Namun saat Resco meminta bantuan untuk biaya istrinya yang akan melahirkan, Jhonny Allen menolaknya. Permintaan sebesar Rp25 juta yang diajukan Resco tidak dipenuhi. "Orangnya Jhonny Allen bilang saya dianggap memeras, sakit hati saya," jelas Resco.
Setelah kejadian itu, tidak ada lagi komunikasi antara Resco dan Jhonny Allen. Sampai suatu waktu Resco diberitahu oleh temannya bahwa ia sudah jadi DPO oleh KPK.
Resco mengaku bingung dengan statusnya tersebut. Apalagi ia merasa tidak pernah punya kasus di KPK. Akhirnya temannya itu membujuk agar Resco kembali ke Jakarta untuk membeberkan seluruh informasi yang ia tahu soal kasus korupsi pembangunan pelabuhan di kawasan Indonesia Timur.
"Uang dari Hanan (staf Abdul Hadi) langsung saya serahkan ke Pak Jhonny. Itu perintah Pak Abdul Hadi," kata Resco usai bertemu penyidik KPK.
KPK, ketika sudah lama menangani aduan Resco dan juga sudah memiliki data dari pengadilan masih membiarkan Jhonny Allen.
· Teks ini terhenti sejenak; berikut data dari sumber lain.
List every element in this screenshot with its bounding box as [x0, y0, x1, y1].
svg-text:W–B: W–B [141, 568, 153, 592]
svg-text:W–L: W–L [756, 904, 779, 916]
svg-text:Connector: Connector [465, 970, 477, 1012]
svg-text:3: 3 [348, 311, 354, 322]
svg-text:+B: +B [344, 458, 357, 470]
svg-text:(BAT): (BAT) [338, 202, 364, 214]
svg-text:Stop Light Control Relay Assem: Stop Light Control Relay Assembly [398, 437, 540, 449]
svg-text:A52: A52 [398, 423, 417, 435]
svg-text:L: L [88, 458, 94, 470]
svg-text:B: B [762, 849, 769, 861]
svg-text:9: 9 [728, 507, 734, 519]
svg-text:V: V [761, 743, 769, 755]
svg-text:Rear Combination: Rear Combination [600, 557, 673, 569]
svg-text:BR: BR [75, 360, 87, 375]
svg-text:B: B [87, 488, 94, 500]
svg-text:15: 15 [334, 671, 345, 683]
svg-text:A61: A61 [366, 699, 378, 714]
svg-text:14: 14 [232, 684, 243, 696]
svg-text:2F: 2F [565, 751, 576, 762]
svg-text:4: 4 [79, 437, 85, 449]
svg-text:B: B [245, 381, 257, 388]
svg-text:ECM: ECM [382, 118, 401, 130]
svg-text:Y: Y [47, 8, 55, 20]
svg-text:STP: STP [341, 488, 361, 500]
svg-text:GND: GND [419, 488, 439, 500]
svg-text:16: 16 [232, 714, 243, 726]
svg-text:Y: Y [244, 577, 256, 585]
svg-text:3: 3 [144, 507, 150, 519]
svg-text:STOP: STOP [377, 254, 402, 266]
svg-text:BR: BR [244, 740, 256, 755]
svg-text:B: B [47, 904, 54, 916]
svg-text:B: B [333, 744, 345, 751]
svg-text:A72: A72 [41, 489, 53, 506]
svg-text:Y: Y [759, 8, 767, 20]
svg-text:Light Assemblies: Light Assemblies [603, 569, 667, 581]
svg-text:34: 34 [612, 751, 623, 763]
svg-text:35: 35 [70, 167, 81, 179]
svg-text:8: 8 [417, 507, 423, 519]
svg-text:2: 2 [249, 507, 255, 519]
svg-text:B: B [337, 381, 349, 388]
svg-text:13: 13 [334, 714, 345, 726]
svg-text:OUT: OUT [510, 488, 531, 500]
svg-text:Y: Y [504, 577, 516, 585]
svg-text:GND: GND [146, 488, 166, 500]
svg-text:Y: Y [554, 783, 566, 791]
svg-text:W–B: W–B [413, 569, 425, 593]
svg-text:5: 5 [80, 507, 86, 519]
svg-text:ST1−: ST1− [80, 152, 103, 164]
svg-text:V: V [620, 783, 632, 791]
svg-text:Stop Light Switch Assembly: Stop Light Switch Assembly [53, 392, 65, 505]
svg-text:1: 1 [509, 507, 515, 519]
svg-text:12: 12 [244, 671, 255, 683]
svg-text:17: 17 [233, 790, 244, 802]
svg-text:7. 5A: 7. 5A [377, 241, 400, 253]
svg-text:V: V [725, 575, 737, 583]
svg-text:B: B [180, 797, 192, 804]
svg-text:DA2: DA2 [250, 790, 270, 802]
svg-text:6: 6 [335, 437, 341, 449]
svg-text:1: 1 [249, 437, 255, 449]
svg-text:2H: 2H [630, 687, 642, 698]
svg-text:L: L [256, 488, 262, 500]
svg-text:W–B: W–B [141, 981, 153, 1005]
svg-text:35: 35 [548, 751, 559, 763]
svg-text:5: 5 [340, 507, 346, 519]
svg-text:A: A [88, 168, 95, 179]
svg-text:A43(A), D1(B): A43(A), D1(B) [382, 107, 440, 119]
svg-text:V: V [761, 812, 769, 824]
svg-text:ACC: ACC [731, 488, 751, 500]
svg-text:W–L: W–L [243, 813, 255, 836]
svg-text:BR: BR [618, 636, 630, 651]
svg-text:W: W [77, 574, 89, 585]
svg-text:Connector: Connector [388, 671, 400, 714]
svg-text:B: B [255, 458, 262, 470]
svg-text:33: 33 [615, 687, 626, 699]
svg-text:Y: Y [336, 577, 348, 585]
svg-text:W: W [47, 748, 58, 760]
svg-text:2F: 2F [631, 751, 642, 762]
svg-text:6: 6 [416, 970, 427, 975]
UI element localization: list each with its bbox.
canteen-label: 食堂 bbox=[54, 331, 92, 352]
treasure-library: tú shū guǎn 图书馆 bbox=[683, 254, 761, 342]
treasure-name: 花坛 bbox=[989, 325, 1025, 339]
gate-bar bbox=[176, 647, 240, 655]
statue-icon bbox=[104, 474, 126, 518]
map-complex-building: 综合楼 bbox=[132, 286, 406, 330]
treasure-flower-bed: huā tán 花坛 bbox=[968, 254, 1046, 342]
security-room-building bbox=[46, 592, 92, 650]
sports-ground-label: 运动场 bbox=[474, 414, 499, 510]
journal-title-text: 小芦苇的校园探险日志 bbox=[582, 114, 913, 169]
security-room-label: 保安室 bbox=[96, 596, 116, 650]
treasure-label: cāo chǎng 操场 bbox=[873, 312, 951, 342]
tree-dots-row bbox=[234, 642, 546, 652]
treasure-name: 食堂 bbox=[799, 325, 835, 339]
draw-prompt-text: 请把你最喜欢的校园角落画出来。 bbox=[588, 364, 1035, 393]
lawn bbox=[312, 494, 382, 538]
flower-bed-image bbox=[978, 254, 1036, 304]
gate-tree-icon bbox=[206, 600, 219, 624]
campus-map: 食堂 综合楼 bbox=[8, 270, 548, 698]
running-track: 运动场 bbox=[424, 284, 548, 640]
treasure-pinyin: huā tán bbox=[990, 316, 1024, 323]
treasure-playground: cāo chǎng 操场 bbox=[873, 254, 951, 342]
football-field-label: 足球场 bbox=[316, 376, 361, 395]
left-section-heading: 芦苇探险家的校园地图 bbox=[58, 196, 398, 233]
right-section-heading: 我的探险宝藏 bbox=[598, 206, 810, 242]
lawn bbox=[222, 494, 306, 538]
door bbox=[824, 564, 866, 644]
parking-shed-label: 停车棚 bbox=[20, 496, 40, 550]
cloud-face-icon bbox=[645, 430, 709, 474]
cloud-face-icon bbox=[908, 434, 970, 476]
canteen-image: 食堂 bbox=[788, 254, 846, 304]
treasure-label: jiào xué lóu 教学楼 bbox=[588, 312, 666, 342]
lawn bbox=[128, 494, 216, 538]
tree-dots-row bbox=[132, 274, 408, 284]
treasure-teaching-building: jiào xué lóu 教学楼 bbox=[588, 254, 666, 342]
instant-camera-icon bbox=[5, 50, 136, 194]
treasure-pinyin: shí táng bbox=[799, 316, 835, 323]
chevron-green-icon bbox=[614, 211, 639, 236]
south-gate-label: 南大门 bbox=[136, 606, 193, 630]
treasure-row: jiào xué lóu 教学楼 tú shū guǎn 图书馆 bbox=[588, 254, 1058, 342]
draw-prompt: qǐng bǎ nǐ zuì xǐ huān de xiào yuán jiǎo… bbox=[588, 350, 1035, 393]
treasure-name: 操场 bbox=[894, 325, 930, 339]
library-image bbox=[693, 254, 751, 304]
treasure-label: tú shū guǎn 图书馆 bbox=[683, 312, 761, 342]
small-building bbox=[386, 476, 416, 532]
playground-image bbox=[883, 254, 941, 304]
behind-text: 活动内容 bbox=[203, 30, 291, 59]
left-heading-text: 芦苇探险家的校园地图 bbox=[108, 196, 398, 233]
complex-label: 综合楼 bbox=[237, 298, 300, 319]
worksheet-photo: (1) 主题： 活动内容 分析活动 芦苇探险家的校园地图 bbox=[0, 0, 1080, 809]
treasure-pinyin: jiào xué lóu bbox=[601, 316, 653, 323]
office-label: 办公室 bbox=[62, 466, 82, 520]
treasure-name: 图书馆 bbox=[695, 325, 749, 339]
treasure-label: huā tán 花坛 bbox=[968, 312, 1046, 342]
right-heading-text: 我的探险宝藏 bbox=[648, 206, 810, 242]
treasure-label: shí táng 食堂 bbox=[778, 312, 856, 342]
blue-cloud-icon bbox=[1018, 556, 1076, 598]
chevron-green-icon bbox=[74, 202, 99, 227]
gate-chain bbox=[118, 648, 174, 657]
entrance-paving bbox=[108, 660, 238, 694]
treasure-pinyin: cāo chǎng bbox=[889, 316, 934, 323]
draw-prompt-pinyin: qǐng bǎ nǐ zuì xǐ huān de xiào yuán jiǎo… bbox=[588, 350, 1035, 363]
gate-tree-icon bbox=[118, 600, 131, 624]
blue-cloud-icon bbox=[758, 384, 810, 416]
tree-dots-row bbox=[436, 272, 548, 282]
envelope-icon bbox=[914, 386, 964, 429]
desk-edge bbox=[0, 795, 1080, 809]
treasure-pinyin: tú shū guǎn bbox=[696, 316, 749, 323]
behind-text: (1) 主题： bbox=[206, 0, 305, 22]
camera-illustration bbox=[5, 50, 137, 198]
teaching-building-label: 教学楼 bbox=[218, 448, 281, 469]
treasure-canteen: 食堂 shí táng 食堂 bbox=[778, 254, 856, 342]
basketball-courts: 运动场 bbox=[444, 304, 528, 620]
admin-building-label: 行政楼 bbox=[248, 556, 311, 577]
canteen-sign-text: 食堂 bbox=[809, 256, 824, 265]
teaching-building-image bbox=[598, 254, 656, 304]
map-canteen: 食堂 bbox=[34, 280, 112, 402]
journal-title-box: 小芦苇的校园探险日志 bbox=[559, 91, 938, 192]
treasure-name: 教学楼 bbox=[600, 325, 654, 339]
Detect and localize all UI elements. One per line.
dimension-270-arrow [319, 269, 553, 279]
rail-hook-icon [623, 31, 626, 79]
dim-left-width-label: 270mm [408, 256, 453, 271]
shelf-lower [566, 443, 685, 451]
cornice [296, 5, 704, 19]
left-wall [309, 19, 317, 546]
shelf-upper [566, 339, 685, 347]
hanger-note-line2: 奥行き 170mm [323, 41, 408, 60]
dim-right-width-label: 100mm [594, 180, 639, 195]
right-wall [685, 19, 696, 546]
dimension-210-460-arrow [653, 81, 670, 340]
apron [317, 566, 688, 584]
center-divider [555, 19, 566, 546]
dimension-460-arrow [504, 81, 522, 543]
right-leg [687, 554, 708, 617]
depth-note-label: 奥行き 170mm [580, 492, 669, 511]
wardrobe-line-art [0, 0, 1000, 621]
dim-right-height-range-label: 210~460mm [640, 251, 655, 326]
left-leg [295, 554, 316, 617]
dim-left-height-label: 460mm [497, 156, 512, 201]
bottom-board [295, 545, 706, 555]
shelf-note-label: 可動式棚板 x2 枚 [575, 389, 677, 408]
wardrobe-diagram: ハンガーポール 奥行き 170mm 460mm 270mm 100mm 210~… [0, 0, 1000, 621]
Bahkan, yang bersangkutan bebas bermanuver politik untuk menjadikannya petinggi partai pemenang Pemilihan Umum 2009, Partai Demokrat.
Namun, KPK menepis anggapan masyarakat jika komisi antikorupsi ini tak bakal memproses hukum calon Wakil Ketua Partai Demokrat Jhonny Allen Marbun. Pasalnya, kasus yang telah lama bergulir ini masih dalam proses penyelidikan.
"Kita berani. Tapi, untuk memeriksa atau tidak, bukan karena takut atau berani. Tapi lebih karena apakah yang bersangkutan dibutuhkan," ungkap juru bicara KPK Johan Budi SP.
Johan juga menyatakan, "Masih kita telusuri lebih lanjut.” Keterangan itu untuk menjawab pertanyaan apakah KPK kurang memiliki alat bukti, meski sudah mendapatkan bahan dari pengadilan dan pengaduan Resco.
Anehnya, kedua perkara ini dinilai publik sudah terang benderang. Namun, KPK malah menetapkan tersangka lain yang juga dibiarkan lama berkeliaran di luar sana.